(ots) - Große Kräche oder große Würfe: Wer das von der
grün-schwarzen Regierung erwartet hat, der wurde im ersten Jahr ihrer
Amtszeit enttäuscht. Der Unterhaltungswert ist gering. Doch gerade
das ist eine gute Nachricht.
Natürlich hat es Grün-Schwarz momentan leicht. Die Kassen sind
prall gefüllt. Jeder bekommt Geld für seine Herzenswünsche. Selbst
die Streitthemen waren von vorneherein kalkulierbar: bei der Bildung,
bei Abschiebungen, beim Feinstaub. Konflikte tragen die Protagonisten
fast pflichtgemäß aus, um grüne und schwarze Seelen zu streicheln.

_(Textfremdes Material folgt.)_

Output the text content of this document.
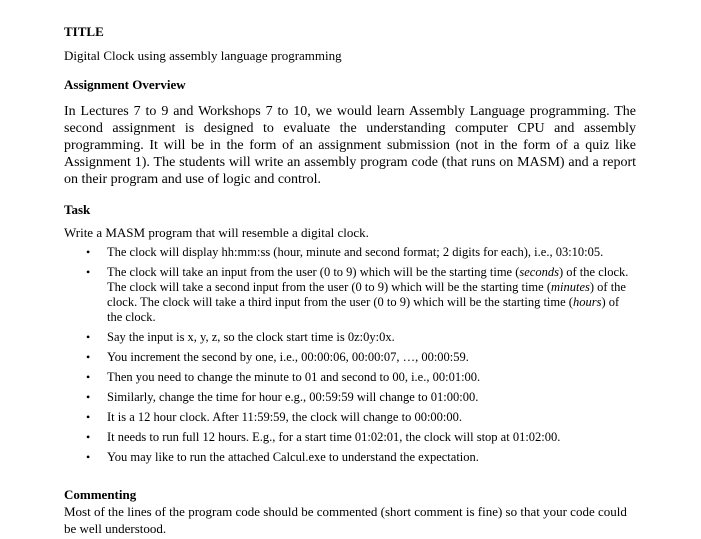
TITLE

Digital Clock using assembly language programming

Assignment Overview

In Lectures 7 to 9 and Workshops 7 to 10, we would learn Assembly Language programming. The second assignment is designed to evaluate the understanding computer CPU and assembly programming. It will be in the form of an assignment submission (not in the form of a quiz like Assignment 1). The students will write an assembly program code (that runs on MASM) and a report on their program and use of logic and control.

Task

Write a MASM program that will resemble a digital clock.

• The clock will display hh:mm:ss (hour, minute and second format; 2 digits for each), i.e., 03:10:05.
• The clock will take an input from the user (0 to 9) which will be the starting time (seconds) of the clock. The clock will take a second input from the user (0 to 9) which will be the starting time (minutes) of the clock. The clock will take a third input from the user (0 to 9) which will be the starting time (hours) of the clock.
• Say the input is x, y, z, so the clock start time is 0z:0y:0x.
• You increment the second by one, i.e., 00:00:06, 00:00:07, …, 00:00:59.
• Then you need to change the minute to 01 and second to 00, i.e., 00:01:00.
• Similarly, change the time for hour e.g., 00:59:59 will change to 01:00:00.
• It is a 12 hour clock. After 11:59:59, the clock will change to 00:00:00.
• It needs to run full 12 hours. E.g., for a start time 01:02:01, the clock will stop at 01:02:00.
• You may like to run the attached Calcul.exe to understand the expectation.

Commenting

Most of the lines of the program code should be commented (short comment is fine) so that your code could be well understood.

Bevor es zu schlimm kommt, rufen Landesvater Winfried Kretschmann
(Grüne) und sein Vize Thomas Strobl (CDU) zur Räson.
Doch vor einem Jahr hätte kaum jemand erwartet, dass diese Partner
nach jahrelangem Gerangel überhaupt zusammenkommen. Auch unter dem
Eindruck von 15 Prozent Zustimmung für die AfD einigten sich die
politischen Gegner jedoch auf eine Zusammenarbeit. Was passiert, wenn
politische Lager, ja eine Gesellschaft nicht mehr fähig ist zum
Kompromiss, zeigen die USA und Frankreich. Ein verantwortungsloser
Populist wie Donald Trump schien vielen Wählern attraktiv - weil man
den etablierten Kandidaten keine Lösungen zutraute nach Jahren des
Lagerdenkens. In Frankreich ist konstruktive Zusammenarbeit zwischen
Linken und Konservativen die Ausnahme, Kompromisse gelten als
Niederlage. Das hat in Paris fast Populisten an die Macht gebracht.
Lösungen für komplexe Probleme zu finden ist zäh. Es ist gut, dass
Grüne und CDU diese Mühen auf sich nehmen. Es heißt, alte
Glaubenssätze daraufhin zu überprüfen, ob sie aktuellen Problemen
noch gerecht werden. Das bedeutet keineswegs, dass sich Politiker von
klaren Positionen verabschieden sollten. Warum nicht sagen, wo man
verschiedener Meinung ist und wieso? An diesem Punkt hapert es bei
Grün-Schwarz: Oft redet man den Dissens klein, obwohl er
offensichtlich ist. Das macht unglaubwürdig. Konflikt ist nicht an
sich schlecht, schlecht ist nur, ihn unsauber auszutragen.